Tuesday, July 22, 2008
More Money, Fewer Cops
The North County Times has an article (”Police budgets rise as street presence declines” July 22) this morning about a study finding that North County cities have fewer cops per 1,000 residents compared to the national average, DESPITE THE FACT THAT LAW ENFORCEMENT BUDGETS CONTINUE TO GROW.
The article states:
Throughout the region, law enforcement budgets increased by 20 percent over the past five years, including 6 percent between fiscal years 2006-07 and 2007-08, which ended this month.
The report said the increases are being driven by rising expenses for retirement and health insurance benefits, workers’ compensation and training.
Of course, this imbalance is a direct result of the lopsided benefits that the local police unions have been able to squeeze from compliant politicians.
It’s also why I’ve made the conscious decision not to seek an endorsement from the police union, in our case the Deputy Sheriffs’ Association.

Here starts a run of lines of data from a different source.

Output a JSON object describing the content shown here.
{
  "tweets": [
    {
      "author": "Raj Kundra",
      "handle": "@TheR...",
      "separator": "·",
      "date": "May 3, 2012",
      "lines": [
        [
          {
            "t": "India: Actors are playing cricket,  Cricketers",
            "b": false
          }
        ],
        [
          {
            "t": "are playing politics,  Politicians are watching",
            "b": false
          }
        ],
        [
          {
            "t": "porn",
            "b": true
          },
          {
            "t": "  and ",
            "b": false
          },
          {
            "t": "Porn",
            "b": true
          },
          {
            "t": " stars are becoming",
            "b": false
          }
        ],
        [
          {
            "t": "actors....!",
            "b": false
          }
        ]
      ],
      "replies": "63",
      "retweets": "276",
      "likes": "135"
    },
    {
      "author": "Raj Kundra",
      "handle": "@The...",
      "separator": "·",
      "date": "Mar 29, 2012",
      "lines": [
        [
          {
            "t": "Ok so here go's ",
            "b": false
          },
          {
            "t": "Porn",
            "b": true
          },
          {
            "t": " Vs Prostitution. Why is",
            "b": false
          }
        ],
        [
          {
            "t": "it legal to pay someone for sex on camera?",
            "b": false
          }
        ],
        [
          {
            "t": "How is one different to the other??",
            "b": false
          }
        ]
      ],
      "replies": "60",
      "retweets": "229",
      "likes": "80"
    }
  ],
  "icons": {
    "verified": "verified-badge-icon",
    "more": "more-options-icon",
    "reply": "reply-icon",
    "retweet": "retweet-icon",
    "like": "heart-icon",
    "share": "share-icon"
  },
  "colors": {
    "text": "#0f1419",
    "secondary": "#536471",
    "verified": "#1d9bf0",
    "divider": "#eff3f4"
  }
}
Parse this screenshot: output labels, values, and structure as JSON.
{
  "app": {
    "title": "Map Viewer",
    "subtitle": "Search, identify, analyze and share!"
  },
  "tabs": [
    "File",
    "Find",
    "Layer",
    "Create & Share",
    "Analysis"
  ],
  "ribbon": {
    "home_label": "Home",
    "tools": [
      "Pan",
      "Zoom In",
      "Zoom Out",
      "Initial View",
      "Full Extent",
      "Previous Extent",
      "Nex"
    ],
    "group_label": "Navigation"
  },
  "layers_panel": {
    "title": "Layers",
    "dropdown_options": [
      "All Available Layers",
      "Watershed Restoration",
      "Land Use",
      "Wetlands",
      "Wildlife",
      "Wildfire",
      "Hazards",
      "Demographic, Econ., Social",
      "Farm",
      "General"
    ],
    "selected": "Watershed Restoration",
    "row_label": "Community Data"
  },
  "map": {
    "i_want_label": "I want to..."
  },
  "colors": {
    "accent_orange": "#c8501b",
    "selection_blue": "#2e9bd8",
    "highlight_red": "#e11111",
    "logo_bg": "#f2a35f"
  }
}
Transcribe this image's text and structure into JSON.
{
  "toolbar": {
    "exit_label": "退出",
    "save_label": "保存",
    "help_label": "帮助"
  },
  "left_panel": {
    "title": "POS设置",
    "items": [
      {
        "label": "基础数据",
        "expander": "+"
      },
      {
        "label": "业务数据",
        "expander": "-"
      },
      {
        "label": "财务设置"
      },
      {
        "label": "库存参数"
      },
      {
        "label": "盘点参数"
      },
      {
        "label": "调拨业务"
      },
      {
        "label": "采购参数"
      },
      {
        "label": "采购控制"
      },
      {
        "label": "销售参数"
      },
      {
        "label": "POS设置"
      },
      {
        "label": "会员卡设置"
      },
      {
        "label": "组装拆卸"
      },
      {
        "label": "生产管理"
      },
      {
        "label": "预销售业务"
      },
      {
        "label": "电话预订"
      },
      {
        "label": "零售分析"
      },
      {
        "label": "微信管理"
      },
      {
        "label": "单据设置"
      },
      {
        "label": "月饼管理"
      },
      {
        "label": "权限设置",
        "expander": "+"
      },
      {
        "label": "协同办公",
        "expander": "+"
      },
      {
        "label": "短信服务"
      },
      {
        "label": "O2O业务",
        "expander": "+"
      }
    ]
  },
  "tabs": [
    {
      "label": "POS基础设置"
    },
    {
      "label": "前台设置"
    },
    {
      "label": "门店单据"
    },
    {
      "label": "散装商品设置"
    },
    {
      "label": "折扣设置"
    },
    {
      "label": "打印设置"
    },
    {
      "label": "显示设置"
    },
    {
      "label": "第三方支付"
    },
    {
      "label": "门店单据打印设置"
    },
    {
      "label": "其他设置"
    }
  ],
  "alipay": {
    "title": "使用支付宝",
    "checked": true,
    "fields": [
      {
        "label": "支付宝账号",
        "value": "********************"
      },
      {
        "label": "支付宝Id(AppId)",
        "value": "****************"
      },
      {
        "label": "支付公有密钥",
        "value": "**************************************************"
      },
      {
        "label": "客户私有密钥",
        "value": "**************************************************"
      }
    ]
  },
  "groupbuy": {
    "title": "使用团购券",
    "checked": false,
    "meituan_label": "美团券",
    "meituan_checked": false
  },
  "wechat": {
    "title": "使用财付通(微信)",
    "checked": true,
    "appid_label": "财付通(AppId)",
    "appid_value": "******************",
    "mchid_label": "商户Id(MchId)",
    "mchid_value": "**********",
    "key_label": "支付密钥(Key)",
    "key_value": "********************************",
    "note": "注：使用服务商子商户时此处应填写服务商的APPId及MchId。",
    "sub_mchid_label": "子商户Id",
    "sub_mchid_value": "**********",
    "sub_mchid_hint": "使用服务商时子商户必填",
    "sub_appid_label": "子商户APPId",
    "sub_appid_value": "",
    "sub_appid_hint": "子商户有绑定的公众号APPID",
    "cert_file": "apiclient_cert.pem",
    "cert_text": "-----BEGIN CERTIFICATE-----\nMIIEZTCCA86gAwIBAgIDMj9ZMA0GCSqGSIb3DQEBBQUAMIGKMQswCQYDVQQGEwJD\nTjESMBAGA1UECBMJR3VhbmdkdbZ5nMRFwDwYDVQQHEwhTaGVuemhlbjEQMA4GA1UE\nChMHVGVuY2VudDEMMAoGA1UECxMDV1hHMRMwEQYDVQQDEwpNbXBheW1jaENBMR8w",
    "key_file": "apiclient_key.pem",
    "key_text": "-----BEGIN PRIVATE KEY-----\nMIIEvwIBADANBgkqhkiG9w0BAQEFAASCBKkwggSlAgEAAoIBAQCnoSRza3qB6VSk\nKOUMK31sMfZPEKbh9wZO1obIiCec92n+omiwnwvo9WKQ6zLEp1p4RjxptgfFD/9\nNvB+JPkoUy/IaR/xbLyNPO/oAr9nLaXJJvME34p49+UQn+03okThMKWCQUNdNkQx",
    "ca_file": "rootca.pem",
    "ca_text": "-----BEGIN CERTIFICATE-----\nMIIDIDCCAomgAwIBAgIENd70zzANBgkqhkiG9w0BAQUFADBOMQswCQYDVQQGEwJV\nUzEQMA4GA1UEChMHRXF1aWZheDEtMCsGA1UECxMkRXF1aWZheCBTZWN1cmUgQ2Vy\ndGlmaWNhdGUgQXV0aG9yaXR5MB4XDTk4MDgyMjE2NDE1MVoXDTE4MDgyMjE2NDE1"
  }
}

Of course the police argue that the below average cop presence hasn’t hurt public safety and that crime is actually down across the region.
While that’s true, it’s most likely the result of demographics rather than policing (fewer young people + more old people = less crime).
Unfortunately, demographics can always change. What happens if crime starts inching upwards and we don’t have enough cops on the street because cities can’t afford the high benefits unions demand?